Lors de la campagne électorale de 2014, Philippe Couillard avait promis une croissance au « rythme annuel de 4% » pour la Santé. Or, ce fut inférieur à cet engagement en début de mandat, afin de retrouver l'équilibre budgétaire. Par contre, l'augmentation atteint 4,6% cette année, la dernière du mandat.

Philippe Couillard promet plus de fermeté envers les médecins de famille et les spécialistes qui ne respectent pas les cibles prévues à leur entente avec le ministère de la Santé. « Les pénalités prévues aux encadrements seront appliquées si les objectifs attendus au 31 décembre 2018 ne sont pas atteints », annonce-t-il. Les médecins pris en défaut verraient leur rémunération être amputée jusqu'à 30% selon la loi 20 de Gaétan Barrette.

La mise en application de cette loi a été suspendue il y a quelques mois. Les médecins devaient initialement atteindre leurs cibles avant la fin de 2017, selon une entente conclue deux ans plus tôt. Gaétan Barrette a voulu leur donner un peu plus de temps pour les atteindre. Les pénalités n'ont donc pas été imposées.

En entrevue à La Presse juste avant le déclenchement des élections, Gaétan Barrette se disait « extrêmement déçu de la façon dont les choses ont avancé en 2018 ». En date du 30 juin, c'est 80 % de la population qui avait un médecin de famille, alors que la cible à laquelle il s'était engagé est de 85 %. Chez les spécialistes, malgré des améliorations, il y a encore trop de patients qui attendent plus d'un an pour une intervention chirurgicale, par exemple.
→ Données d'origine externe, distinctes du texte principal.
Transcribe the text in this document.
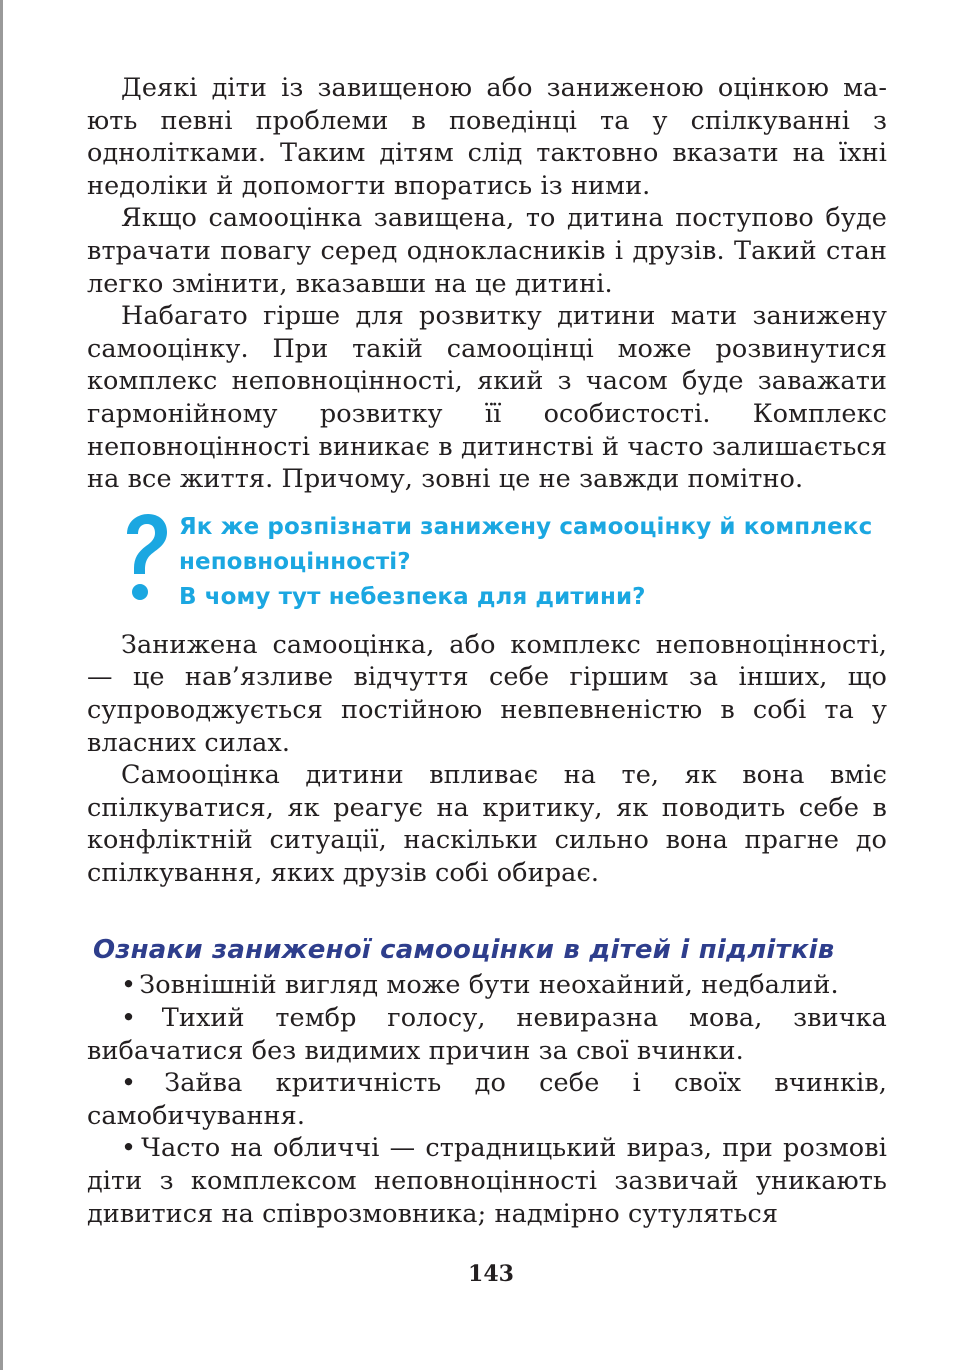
Деякі діти із завищеною або заниженою оцінкою мають певні проблеми в поведінці та у спілкуванні з однолітками. Таким дітям слід тактовно вказати на їхні недоліки й допомогти впоратись із ними.

Якщо самооцінка завищена, то дитина поступово буде втрачати повагу серед однокласників і друзів. Такий стан легко змінити, вказавши на це дитині.

Набагато гірше для розвитку дитини мати занижену самооцінку. При такій самооцінці може розвинутися комплекс неповноцінності, який з часом буде заважати гармонійному розвитку її особистості. Комплекс неповноцінності виникає в дитинстві й часто залишається на все життя. Причому, зовні це не завжди помітно.

Як же розпізнати занижену самооцінку й комплекс
неповноцінності?
В чому тут небезпека для дитини?

Занижена самооцінка, або комплекс неповноцінності, — це нав’язливе відчуття себе гіршим за інших, що супроводжується постійною невпевненістю в собі та у власних силах.

Самооцінка дитини впливає на те, як вона вміє спілкуватися, як реагує на критику, як поводить себе в конфліктній ситуації, наскільки сильно вона прагне до спілкування, яких друзів собі обирає.

Ознаки заниженої самооцінки в дітей і підлітків

• Зовнішній вигляд може бути неохайний, недбалий.

• Тихий тембр голосу, невиразна мова, звичка вибачатися без видимих причин за свої вчинки.

• Зайва критичність до себе і своїх вчинків, самобичування.

• Часто на обличчі — страдницький вираз, при розмові діти з комплексом неповноцінності зазвичай уникають дивитися на співрозмовника; надмірно сутуляться

143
« Pour moi, le regret, c'est de ne pas être arrivé à destination », reconnaissait le ministre. Il disait avoir été « très, très indulgent envers les médecins de famille et les spécialistes » en suspendant la loi 20. 

Gertrude Bourdon, désignée ministre de la Santé d'un prochain gouvernement libéral, se chargerait donc de l'application des lois de Gaétan Barrette. « J'ai une main de fer dans un gant de velours », répondait-elle en entrevue à une station de radio de Québec plus tôt cette semaine.

Philippe Couillard prend l'engagement que 90% de la population ait un médecin de famille d'ici la fin du mandat. Passer de 80% à 90% signifie qu'environ 900 000 Québécois de plus auraient un médecin de famille.

Il s'engage à ce que le taux d'assiduité des omnipraticiens soit de 95% dans le même délai. Ce taux correspond à la part des visites médicales faites par les patients auprès de leur médecin de famille. Il vise à vérifier l'accessibilité d'un omnipraticien auprès des patients qu'il a inscrits. Ce taux serait aujourd'hui à 80%, ce qui est conforme à la cible fixée dans l'entente.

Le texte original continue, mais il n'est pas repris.